The Tour Championship Odds and Preview – Golf Betting September 11-14

Scott to put the cat among the pigeons at East Lake

Sports Betting

Four-putting is normally the domain of the 24-plus handicapper and a few who have been unlucky enough to get on the wrong side of Amen Corner at Augusta. But even the best have their disasters on the putting green, as Rory McIlroy proved in the BMW Championship at Denver last week. McIlroy’s faux pas didn’t cost him the tournament, won by Florida’s Billy Horschel, but shows that the Ulsterman is human after all despite this year’s heroics.

Horschel’s victory in Denver has nicely set up the Tour Championship at East Lake in Atlanta this week, the final round of the FedEx Cup play-offs. Thirty players are qualified for the final of the $10 million competition but Dustin Johnson won’t be taking part. Theoretically, all are still in with a chance of taking the overall prize but, realistically, those outside the top five need snookers with 28th-ranked Hideki Matsuyama, for example, needing to win at East Lake this week (for which he is a general 45/1) and effectively hope that none of the top six in the current rankings finish in the first six place in the final itself.

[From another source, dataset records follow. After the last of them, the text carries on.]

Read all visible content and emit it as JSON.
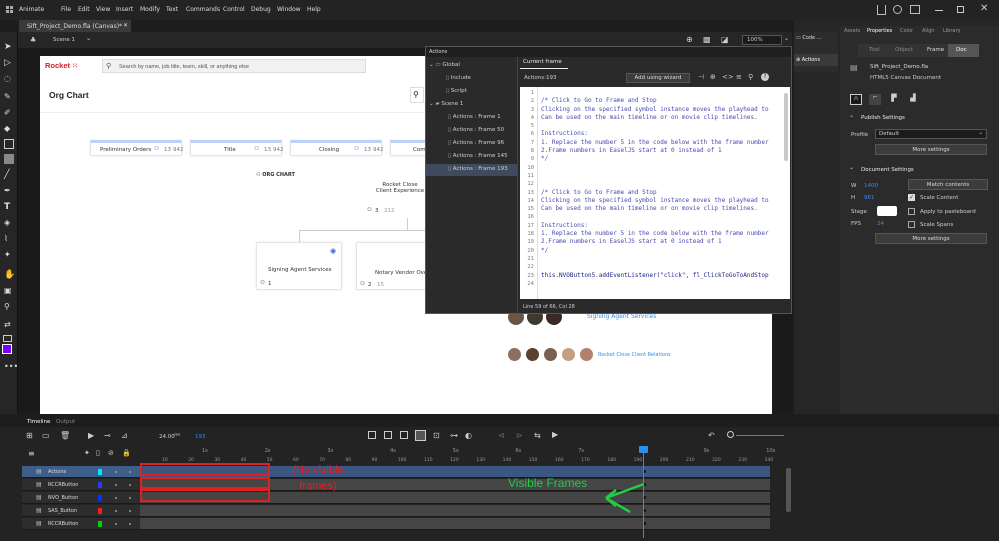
{
  "menubar": {
    "app_name": "Animate",
    "items": [
      "File",
      "Edit",
      "View",
      "Insert",
      "Modify",
      "Text",
      "Commands",
      "Control",
      "Debug",
      "Window",
      "Help"
    ]
  },
  "document_tab": {
    "label": "Sift_Project_Demo.fla (Canvas)*"
  },
  "stage_bar": {
    "scene_label": "Scene 1",
    "zoom": "100%"
  },
  "mini_panels": {
    "code_label": "Code ...",
    "actions_label": "Actions"
  },
  "canvas": {
    "logo_text": "Rocket",
    "search_placeholder": "Search by name, job title, team, skill, or anything else",
    "page_title": "Org Chart",
    "columns": [
      {
        "label": "Preliminary Orders",
        "count": "13",
        "extra": "942"
      },
      {
        "label": "Title",
        "count": "13",
        "extra": "942"
      },
      {
        "label": "Closing",
        "count": "13",
        "extra": "942"
      },
      {
        "label": "Comm",
        "count": "",
        "extra": ""
      }
    ],
    "org_chart_label": "ORG CHART",
    "node_rocket_close": {
      "line1": "Rocket Close",
      "line2": "Client Experience",
      "count": "3",
      "extra": "212"
    },
    "node_signing": {
      "label": "Signing Agent Services",
      "count": "1"
    },
    "node_notary": {
      "label": "Notary Vendor Ove",
      "count": "2",
      "extra": "15"
    },
    "team_signing_label": "Signing Agent Services",
    "team_relations_label": "Rocket Close Client Relations"
  },
  "actions_panel": {
    "title": "Actions",
    "tree": {
      "global": "Global",
      "include": "Include",
      "script": "Script",
      "scene": "Scene 1",
      "frames": [
        "Actions : Frame 1",
        "Actions : Frame 50",
        "Actions : Frame 96",
        "Actions : Frame 145",
        "Actions : Frame 193"
      ]
    },
    "current_frame_tab": "Current frame",
    "location": "Actions:193",
    "add_wizard_label": "Add using wizard",
    "status_line": "Line 59 of 66, Col 28",
    "line_numbers": [
      "1",
      "2",
      "3",
      "4",
      "5",
      "6",
      "7",
      "8",
      "9",
      "10",
      "11",
      "12",
      "13",
      "14",
      "15",
      "16",
      "17",
      "18",
      "19",
      "20",
      "21",
      "22",
      "23",
      "24"
    ],
    "code_lines": [
      "",
      "/* Click to Go to Frame and Stop",
      "Clicking on the specified symbol instance moves the playhead to",
      "Can be used on the main timeline or on movie clip timelines.",
      "",
      "Instructions:",
      "1. Replace the number 5 in the code below with the frame number",
      "2.Frame numbers in EaselJS start at 0 instead of 1",
      "*/",
      "",
      "",
      "",
      "/* Click to Go to Frame and Stop",
      "Clicking on the specified symbol instance moves the playhead to",
      "Can be used on the main timeline or on movie clip timelines.",
      "",
      "Instructions:",
      "1. Replace the number 5 in the code below with the frame number",
      "2.Frame numbers in EaselJS start at 0 instead of 1",
      "*/",
      "",
      "",
      "this.NVOButton5.addEventListener(\"click\", fl_ClickToGoToAndStop",
      ""
    ]
  },
  "right_panel": {
    "tabs": [
      "Assets",
      "Properties",
      "Color",
      "Align",
      "Library"
    ],
    "subtabs": [
      "Tool",
      "Object",
      "Frame",
      "Doc"
    ],
    "file_name": "Sift_Project_Demo.fla",
    "doc_type": "HTML5 Canvas Document",
    "publish_settings_title": "Publish Settings",
    "profile_label": "Profile",
    "profile_value": "Default",
    "more_settings_label": "More settings",
    "doc_settings_title": "Document Settings",
    "w_label": "W",
    "w_value": "1400",
    "h_label": "H",
    "h_value": "961",
    "match_contents_label": "Match contents",
    "scale_content_label": "Scale Content",
    "stage_label": "Stage",
    "apply_pasteboard_label": "Apply to pasteboard",
    "fps_label": "FPS",
    "fps_value": "24",
    "scale_spans_label": "Scale Spans",
    "more_settings_label2": "More settings"
  },
  "timeline": {
    "tabs": [
      "Timeline",
      "Output"
    ],
    "fps": "24.00",
    "fps_unit": "FPS",
    "current_frame": "193",
    "seconds": [
      "1s",
      "2s",
      "3s",
      "4s",
      "5s",
      "6s",
      "7s",
      "8s",
      "9s",
      "10s"
    ],
    "frame_ticks": [
      "10",
      "20",
      "30",
      "40",
      "50",
      "60",
      "70",
      "80",
      "90",
      "100",
      "110",
      "120",
      "130",
      "140",
      "150",
      "160",
      "170",
      "180",
      "190",
      "200",
      "210",
      "220",
      "230",
      "240"
    ],
    "layers": [
      "Actions",
      "RCCRButton",
      "NVO_Button",
      "SAS_Button",
      "RCCRButton"
    ],
    "layer_colors": [
      "#00e5ff",
      "#1f3cff",
      "#0033ff",
      "#ff1a1a",
      "#00d000"
    ],
    "annotation_red": "(No visible frames)",
    "annotation_green": "Visible Frames"
  },
  "colors": {
    "accent_blue": "#2e8ef0",
    "annotation_red": "#e02020",
    "annotation_green": "#22cc44",
    "swatch_fill": "#7a00ff",
    "rocket_red": "#d71f26"
  }
}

Chris Kirk is leading the race at present having won the Deutsche Bank Championship last month. But he’s 50/1 with Boylesports in Atlanta having only made the top 20 once in his last nine tournaments apart from that victory in Massachusetts. Horschel tied for second in the Deutsche Bank last before winning the BMW Championship so is obviously targeting the huge bonus. He’s 25/1 with BetVictor, Coral and Paddy Power and that looks quite generous given the form he’s in. McIlroy will fancy his chances at East Lake. A top-two finish would mean one of those just above or just below in the FedEx rankings would probably have to win to deny him the purse. McIlroy thrives on pressure situations like this and is 4/1 with Unibet and 888sport for the Tour Championship but I can’t understand why Hunter Mahan should be a general 33/1.

Winner of the Barclays, the first of the FedEx Cup ranking tournaments, Mahan had arrived at that tournament in good shape having finished fifth in the Bridgestone Invitational and fifth in the PGA Championship in the previous weeks. He’s not been so good since but maybe the very large carrot dangling at the end of this week will help him re-concentrate his efforts and he likes playing among these small, select fields – he’s a previous winner of both the Accenture World Matchplay and the Bridgestone Invitational.

But my top selection this week is Adam Scott at the general 10/1. The Australian is one of those who would need an unlikely set of results to win the FedEx Cup but how can you ignore the world number two given the form he’s been in over the last three months? McIlroy may have stolen a bit of his thunder this year but Scott hasn’t finished out of the top 16 in any tournament since May. Third, first and eighth in the last three invitational events he’s contested, the world number two may not have been suited by the FedEx Cup being decided in a short space of time but can win at East Lake and leave who takes the bonus to the mathematicians.